Book Title: Research Handbook on Political Economy and Law

Editor(s): Mattei, Ugo; Haskell, D. John

Publisher: Edward Elgar Publishing

ISBN (hard cover): 9781781005347

Section: Chapter 15

Section Title: Personal responsibility for systemic inequality

Author(s): McCluskey, Martha

Number of pages: 19

Abstract/Description:

‘Equality ha[s] come and gone as a social idea with traction, even among liberal intellectuals,’ concludes the American historian Daniel T. Rodgers. In this chapter I argue that equality’s undoing follows from an economic ideology of law that grounds justice in an illusory divide between individual agency and collective support. If equality means gaining from government protection rather than from individual production, then equality will appear to come at the cost of responsible action.
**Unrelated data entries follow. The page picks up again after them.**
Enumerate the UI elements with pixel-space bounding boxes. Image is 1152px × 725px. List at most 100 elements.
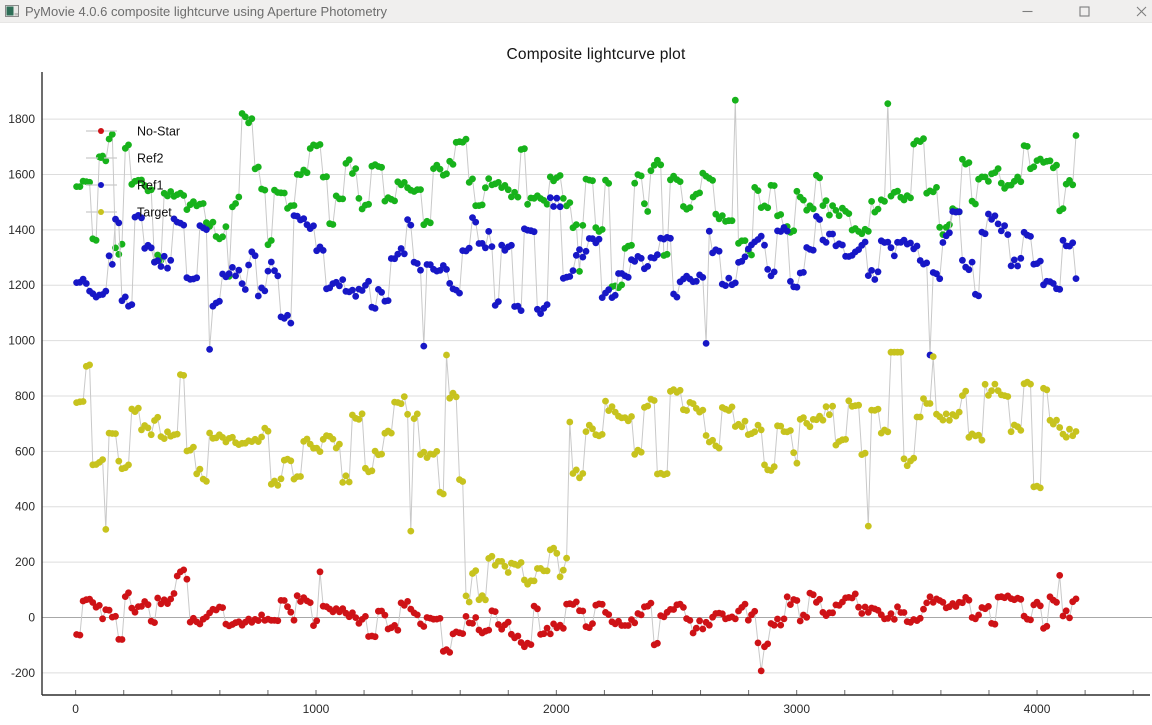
legend-marker	[98, 155, 104, 161]
data-point	[407, 527, 415, 535]
close-button[interactable]	[1119, 0, 1152, 23]
data-point	[553, 549, 561, 557]
data-point	[203, 477, 210, 485]
data-point	[238, 280, 246, 287]
data-point	[835, 212, 843, 220]
data-point	[673, 293, 681, 301]
data-point	[598, 431, 606, 438]
data-point	[167, 256, 175, 264]
data-point	[147, 186, 155, 194]
data-point	[1017, 427, 1025, 434]
data-point	[556, 172, 564, 179]
data-point	[563, 554, 570, 562]
data-point	[339, 479, 347, 486]
data-point	[362, 613, 369, 620]
data-point	[459, 630, 467, 637]
y-tick-label: 1000	[8, 334, 35, 348]
data-point	[907, 239, 914, 247]
data-point	[861, 449, 869, 457]
data-point	[1053, 598, 1060, 606]
data-point	[800, 269, 807, 276]
data-point	[1069, 239, 1077, 247]
data-point	[602, 397, 609, 405]
data-point	[1053, 161, 1060, 169]
data-point	[543, 567, 551, 575]
data-point	[946, 221, 953, 229]
data-point	[670, 606, 677, 613]
data-point	[229, 264, 236, 271]
data-point	[1017, 254, 1025, 262]
data-point	[495, 179, 502, 186]
data-point	[559, 195, 567, 202]
data-point	[894, 187, 901, 195]
data-point	[806, 423, 814, 431]
data-point	[180, 566, 188, 574]
data-point	[514, 193, 522, 201]
data-point	[284, 603, 291, 611]
data-point	[1072, 132, 1080, 139]
data-point	[829, 609, 836, 617]
data-point	[550, 544, 557, 552]
data-point	[1069, 181, 1077, 189]
data-point	[316, 568, 324, 576]
data-point	[598, 226, 606, 233]
data-point	[1004, 393, 1012, 400]
minimize-button[interactable]	[1005, 0, 1049, 23]
data-point	[864, 272, 872, 279]
data-point	[203, 226, 210, 234]
legend-label: Target	[137, 206, 172, 220]
data-point	[1027, 380, 1034, 388]
data-point	[988, 387, 995, 395]
window-title: PyMovie 4.0.6 composite lightcurve using…	[25, 3, 388, 19]
data-point	[699, 274, 707, 281]
series-no-star	[73, 566, 1080, 675]
data-point	[777, 422, 785, 430]
data-point	[498, 558, 506, 565]
data-point	[676, 386, 684, 394]
data-point	[297, 473, 304, 480]
data-point	[394, 250, 402, 258]
data-point	[112, 430, 119, 437]
data-point	[86, 178, 93, 186]
data-point	[722, 282, 729, 289]
data-point	[400, 250, 408, 258]
data-point	[637, 172, 645, 180]
data-point	[770, 268, 778, 276]
data-point	[413, 410, 421, 418]
data-point	[556, 573, 564, 581]
data-point	[1056, 572, 1064, 579]
data-point	[1049, 280, 1057, 287]
data-point	[485, 626, 493, 634]
data-point	[589, 177, 596, 185]
data-point	[738, 423, 746, 431]
data-point	[783, 593, 791, 601]
data-point	[284, 311, 291, 319]
data-point	[809, 591, 817, 599]
data-point	[433, 448, 441, 455]
window-titlebar[interactable]: PyMovie 4.0.6 composite lightcurve using…	[0, 0, 1152, 23]
data-point	[959, 599, 966, 607]
data-point	[420, 342, 428, 350]
data-point	[488, 243, 496, 251]
data-point	[754, 639, 762, 647]
data-point	[936, 275, 944, 283]
data-point	[946, 416, 953, 424]
data-point	[371, 305, 379, 312]
maximize-button[interactable]	[1062, 0, 1106, 23]
data-point	[829, 202, 836, 210]
data-point	[543, 301, 551, 308]
data-point	[566, 273, 574, 280]
data-point	[790, 227, 798, 235]
data-point	[975, 292, 982, 300]
data-point	[939, 598, 947, 606]
data-point	[462, 135, 470, 143]
data-point	[504, 618, 512, 626]
data-point	[274, 272, 282, 280]
y-tick-label: 600	[15, 444, 35, 458]
data-point	[991, 620, 999, 628]
data-point	[446, 280, 454, 287]
data-point	[861, 603, 869, 611]
data-point	[741, 600, 749, 608]
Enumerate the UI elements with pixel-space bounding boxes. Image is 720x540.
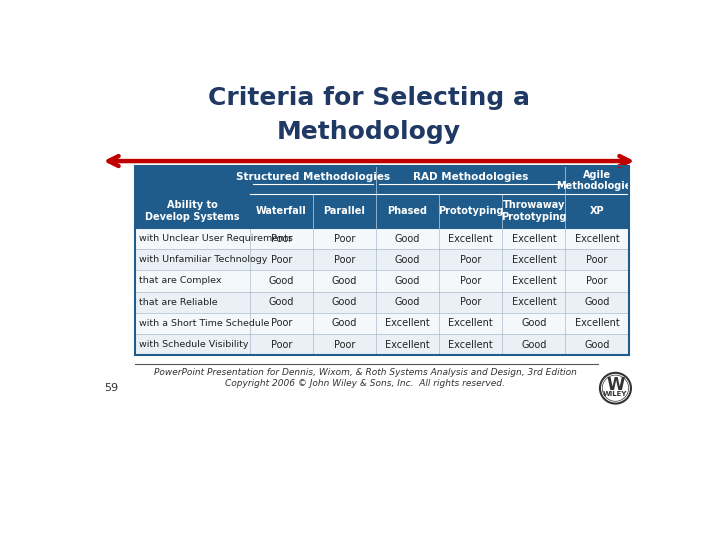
Text: Poor: Poor <box>271 255 292 265</box>
Text: Excellent: Excellent <box>449 234 493 244</box>
Text: Throwaway
Prototyping: Throwaway Prototyping <box>501 200 567 222</box>
Bar <box>135 271 629 292</box>
Text: Parallel: Parallel <box>323 206 365 216</box>
Text: Excellent: Excellent <box>449 318 493 328</box>
Bar <box>135 166 629 228</box>
Text: Good: Good <box>332 297 357 307</box>
Text: Poor: Poor <box>333 234 355 244</box>
Text: Good: Good <box>585 340 610 349</box>
Text: with Unfamiliar Technology: with Unfamiliar Technology <box>139 255 267 264</box>
Text: Excellent: Excellent <box>575 318 619 328</box>
Bar <box>135 249 629 271</box>
Text: Agile
Methodologies: Agile Methodologies <box>557 170 638 191</box>
Text: XP: XP <box>590 206 604 216</box>
Text: Phased: Phased <box>387 206 428 216</box>
Text: Good: Good <box>395 234 420 244</box>
Text: with a Short Time Schedule: with a Short Time Schedule <box>139 319 269 328</box>
Text: Good: Good <box>332 276 357 286</box>
Text: Criteria for Selecting a
Methodology: Criteria for Selecting a Methodology <box>208 86 530 144</box>
Text: RAD Methodologies: RAD Methodologies <box>413 172 528 182</box>
Text: Poor: Poor <box>333 340 355 349</box>
Text: with Schedule Visibility: with Schedule Visibility <box>139 340 248 349</box>
Text: Good: Good <box>395 297 420 307</box>
Text: Good: Good <box>521 318 546 328</box>
Text: Structured Methodologies: Structured Methodologies <box>235 172 390 182</box>
Text: WILEY: WILEY <box>603 392 628 397</box>
Text: that are Complex: that are Complex <box>139 276 221 286</box>
Text: Poor: Poor <box>460 276 482 286</box>
Bar <box>135 228 629 249</box>
Text: Excellent: Excellent <box>511 276 557 286</box>
Text: Good: Good <box>521 340 546 349</box>
Text: Excellent: Excellent <box>575 234 619 244</box>
Text: Poor: Poor <box>460 255 482 265</box>
Bar <box>135 292 629 313</box>
Text: Good: Good <box>269 297 294 307</box>
Text: Poor: Poor <box>460 297 482 307</box>
Text: Prototyping: Prototyping <box>438 206 503 216</box>
Text: Poor: Poor <box>271 318 292 328</box>
Bar <box>135 166 629 355</box>
Text: Poor: Poor <box>586 255 608 265</box>
Text: with Unclear User Requirements: with Unclear User Requirements <box>139 234 293 243</box>
Text: Excellent: Excellent <box>511 234 557 244</box>
Text: Poor: Poor <box>271 234 292 244</box>
Text: 59: 59 <box>104 383 118 393</box>
Text: Good: Good <box>332 318 357 328</box>
Text: W: W <box>606 376 625 394</box>
Text: Poor: Poor <box>333 255 355 265</box>
Text: Excellent: Excellent <box>511 255 557 265</box>
Text: Good: Good <box>395 255 420 265</box>
Text: Poor: Poor <box>271 340 292 349</box>
Text: Excellent: Excellent <box>449 340 493 349</box>
Text: Good: Good <box>269 276 294 286</box>
Text: Poor: Poor <box>586 276 608 286</box>
Bar <box>135 313 629 334</box>
Text: that are Reliable: that are Reliable <box>139 298 217 307</box>
Text: Ability to
Develop Systems: Ability to Develop Systems <box>145 200 240 222</box>
Text: PowerPoint Presentation for Dennis, Wixom, & Roth Systems Analysis and Design, 3: PowerPoint Presentation for Dennis, Wixo… <box>153 368 577 388</box>
Text: Good: Good <box>395 276 420 286</box>
Text: Good: Good <box>585 297 610 307</box>
Text: Excellent: Excellent <box>385 318 430 328</box>
Text: Excellent: Excellent <box>385 340 430 349</box>
Bar <box>135 334 629 355</box>
Text: Excellent: Excellent <box>511 297 557 307</box>
Text: Waterfall: Waterfall <box>256 206 307 216</box>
This conceptual bind operates through two strands of personal responsibility arguments. The first, perhaps more familiar, version legitimates inequality by attributing it to individual failure. In recent global austerity politics, a second theory of personal responsibility legitimates inequality and insecurity even while attributing these harms to systemic failures far beyond individual control. Welfare reform efforts in the United States embraced the first strand of argument in the Personal Responsibility and Work Opportunity Reconciliation Act of 1996. A prominent rationale for that legislation was that the former national welfare program of income support for impoverished single mothers caused more women to become impoverished single mothers, in a cycle of dependency or moral hazard that effectively rewarded women for bearing and raising children without an employed husband or without sufficient earnings of their own. The reform legislation increased penalties and benefit restrictions in order to induce impoverished parents to seek wage work or marriage or to delay or forgo bearing (or raising) children.